Bush's performance should persuade Europeans that they have not made a mistake in failing to follow the American example of designating a senior politician to sit around and wait for the leader to die or fall incapacitated.

Even a country like France, which has adopted a presidential system based in part on the American model, refuses to establish an intellectual and moral wasteland like the vice presidency. Here a fallen leader is succeeded by a new president elected for a full term within 60 days.

Like his predecessors who have sought to become Hertz while they are still Avis, Bush today appears to have been worn down by the demands of loyalty, self-effacement and outright dissembling placed on a vice president.

It was a different Bush who came to Paris in 1981 at a critical moment in French-American relations and walked through that ever prickly patch with skill. His low-key, friendly meeting with Francois Mitterrand just after the newly elected French president had named four communist ministers to his government opened the way for a new and stronger working relationship between Paris and Washington that has endured.

And Bush impressed Europeans who met with him in Washington about that time in one-on-one meetings with his grasp of their issues. I recall several conversations with him at embassy dinners and the like in Washington in the early days of the Reagan administration in which he gave me the same impression.

But Bush now seems to seek shelter in his incumbency, which allows him to be safely bland on all issues. He waits for out-of-office candidates to grapple with new issues and ideas that will cost as well as gain them support. This is not leadership, nor is it even effective preparation for leadership, a point that was not lost on Bush's interlocutors last week.

One small example surfaced in the way Bush handled the issue of potential negotiations on Soviet and American battlefield nuclear weapons in Europe. This is an esoteric but touchy political subject that divides Bonn and Paris. West Germany insists that NATO must be willing to negotiate on these weapons now while France wants such negotiations delayed indefinitely.

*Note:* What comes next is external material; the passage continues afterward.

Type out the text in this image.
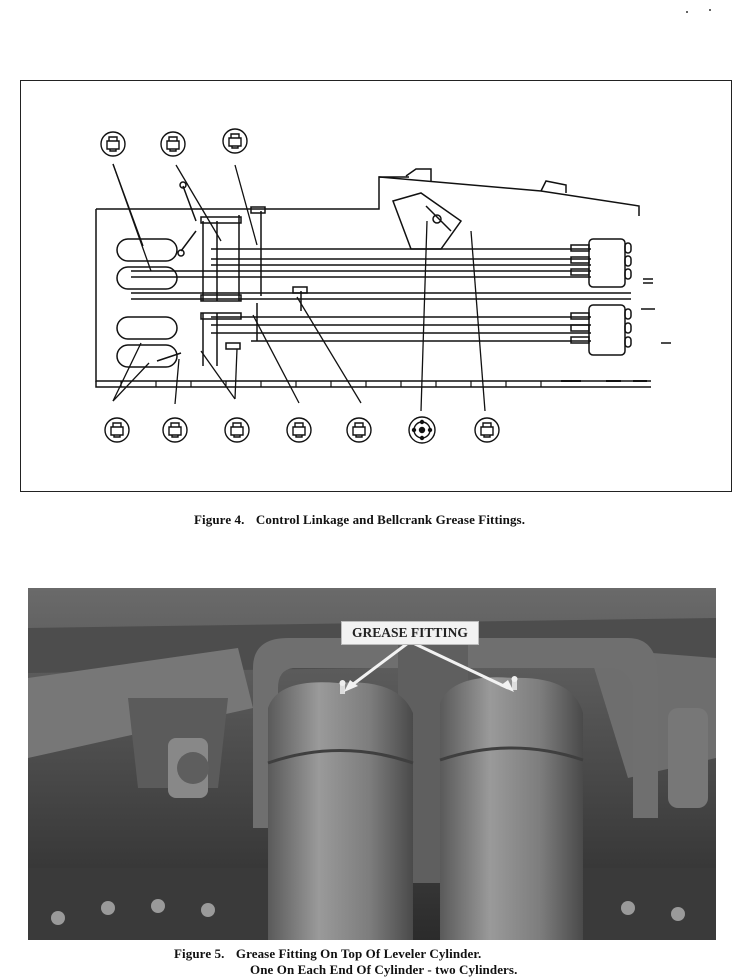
Figure 4. Control Linkage and Bellcrank Grease Fittings.
GREASE FITTING
Figure 5. Grease Fitting On Top Of Leveler Cylinder.
One On Each End Of Cylinder - two Cylinders.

The United States has formally accepted the German position, and Bush underlined this in his statements in Bonn. But in Paris, after listening to Prime Minister Jacques Chirac's strong arguments against that view, Bush told French and U.S. reporters that the United States would not talk about the shortest range weapons "until we get a conventional force agreement."

Bush leaned, in short, in the direction of the French position in Paris after leaning the other way in Bonn. And none of his listeners could be sure if it was mere politesse, a momentary mix-up on a complex subject, or a vice president's finely developed habit of trimming and tacking the sails taking over as the campaign thunderheads loom.